Seluruh pekerjaan Shibayama dilakukan secara remote, jadi ia dapat bekerja di AS.
"Saya sangat beruntung bisa bekerja di mana saja dan biaya tempat tinggal pun tak terlalu mahal,” ujarnya.
“Kendati demikian, istri saya akan repot mengurus putri kami sembari bekerja, jadi kami meminta orang tuanya untuk membantu. Dan saat saya melakukan karantina setelah kembali ke Jepang, saya harus meminta istri saya untuk mengantar dan menjemput putri kami dari day care," tambahnya.
Menurut situs Kota New York, vaksin yang dibagikan gratis meski membutuhkan reservasi agar bisa memasuki situs vaksinasi. Saat mendapatkan injeksi, orang-orang harus menunjukkan kartu identifikasi dan mengisi sebuah formulir dengan alamat dan etnis mereka.
Sementara itu, terkait isu penggunaan vaksin untuk merevitalisasi ekonomi, Hiroyuki Kamiyama, seorang konsultan senior di Nomura Research Institute yang familiar dengan industry pariwisata berkomentar bahwa yang membuat industry pariwisata menarik adalah cakupan keuntungan ekonominya yang luas.

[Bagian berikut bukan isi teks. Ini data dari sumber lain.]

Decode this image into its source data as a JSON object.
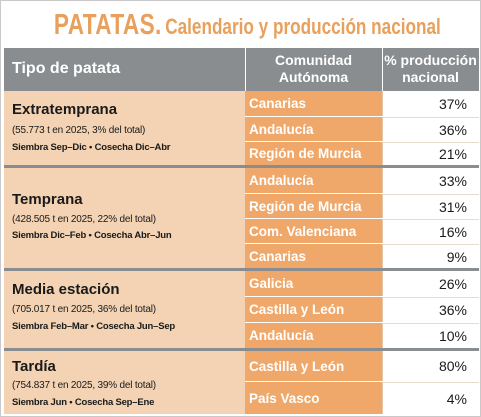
{
  "title": {
    "main": "PATATAS.",
    "sub": "Calendario y producción nacional"
  },
  "header": {
    "type": "Tipo de patata",
    "community_line1": "Comunidad",
    "community_line2": "Autónoma",
    "pct_line1": "% producción",
    "pct_line2": "nacional"
  },
  "colors": {
    "title": "#e8a05c",
    "header_bg": "#8a8d8f",
    "left_bg": "#f3d3b3",
    "community_bg": "#f0a86a"
  },
  "groups": [
    {
      "name": "Extratemprana",
      "production": "(55.773 t en 2025, 3% del total)",
      "schedule": "Siembra Sep–Dic • Cosecha Dic–Abr",
      "rows": [
        {
          "community": "Canarias",
          "pct": "37%"
        },
        {
          "community": "Andalucía",
          "pct": "36%"
        },
        {
          "community": "Región de Murcia",
          "pct": "21%"
        }
      ]
    },
    {
      "name": "Temprana",
      "production": "(428.505 t en 2025, 22% del total)",
      "schedule": "Siembra Dic–Feb • Cosecha Abr–Jun",
      "rows": [
        {
          "community": "Andalucía",
          "pct": "33%"
        },
        {
          "community": "Región de Murcia",
          "pct": "31%"
        },
        {
          "community": "Com. Valenciana",
          "pct": "16%"
        },
        {
          "community": "Canarias",
          "pct": "9%"
        }
      ]
    },
    {
      "name": "Media estación",
      "production": "(705.017 t en 2025, 36% del total)",
      "schedule": "Siembra Feb–Mar • Cosecha Jun–Sep",
      "rows": [
        {
          "community": "Galicia",
          "pct": "26%"
        },
        {
          "community": "Castilla y León",
          "pct": "36%"
        },
        {
          "community": "Andalucía",
          "pct": "10%"
        }
      ]
    },
    {
      "name": "Tardía",
      "production": "(754.837 t en 2025, 39% del total)",
      "schedule": "Siembra Jun • Cosecha Sep–Ene",
      "rows": [
        {
          "community": "Castilla y León",
          "pct": "80%"
        },
        {
          "community": "País Vasco",
          "pct": "4%"
        }
      ]
    }
  ]
}
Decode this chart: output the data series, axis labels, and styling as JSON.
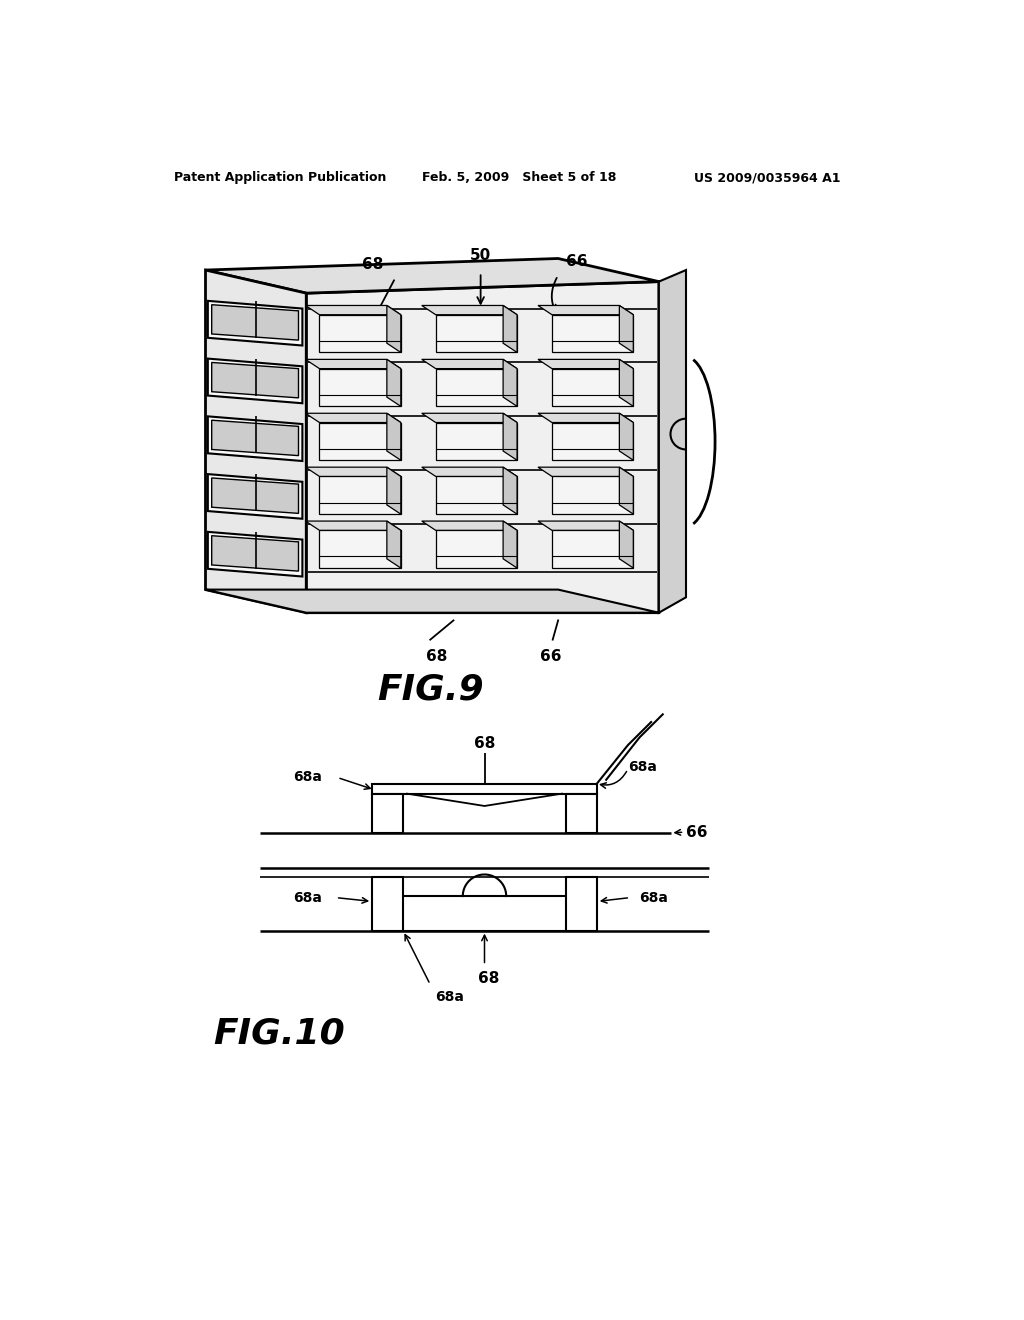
{
  "background_color": "#ffffff",
  "header_left": "Patent Application Publication",
  "header_mid": "Feb. 5, 2009   Sheet 5 of 18",
  "header_right": "US 2009/0035964 A1",
  "fig9_title": "FIG.9",
  "fig10_title": "FIG.10",
  "line_color": "#000000"
}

“Uang mengalir ke berbagai industri seperti akomodasi, outlet retail, dan sektor transportasi. Hal ini menolong tersedianya lapangan kerja. Dan dengan masuknya turis, suatu area bisa mempromosikan tingkat vaksinasi tinggi di area bersangkutan. Artinya, “keamanan” bagi orang-orang yang berdomisili di area lain,” kata Kamiyama.
Di Kota New York sendiri, total 45% penduduk telah mendapatkan vaksin COVID-19 penuh pada awal Juni, sementara 52% telah mendapatkan setidaknya satu injeksi.
"Tingkat inokulasi penduduknya relatif tinggi, dan langkah penanganan infeksi terus maju. Jadi, peraturan wali kota New York dalam mevaksinasi turis dapat diterima dengan baik,” jelas Kamiyama.
Namun jika mempertanyakan mengapa pemerintah lokal dan nasional tidak mengundang orang asing secara aktif, nyatanya ada isu etis.
"Pada bulan Maret lalu, kita mendapati orang-orang kaya dari Meksiko dan beberapa tempat lain di Amerika Selatan memasuki New York demi mendapat vaksin. Mereka memang tak melakukan hal illegal, namun kritik bermunculan di media social dan orang-orang pun bertanya, ‘Bukankah manusia itu sama?’” ungkap Kamiyama.
Di Jepang, penyebaran vaksin memang serasa jalan di tempat hingga kini. Namun, jika hal ini terus membuat makin banyak penduduknya yang tak puas, akankah Jepang berubah?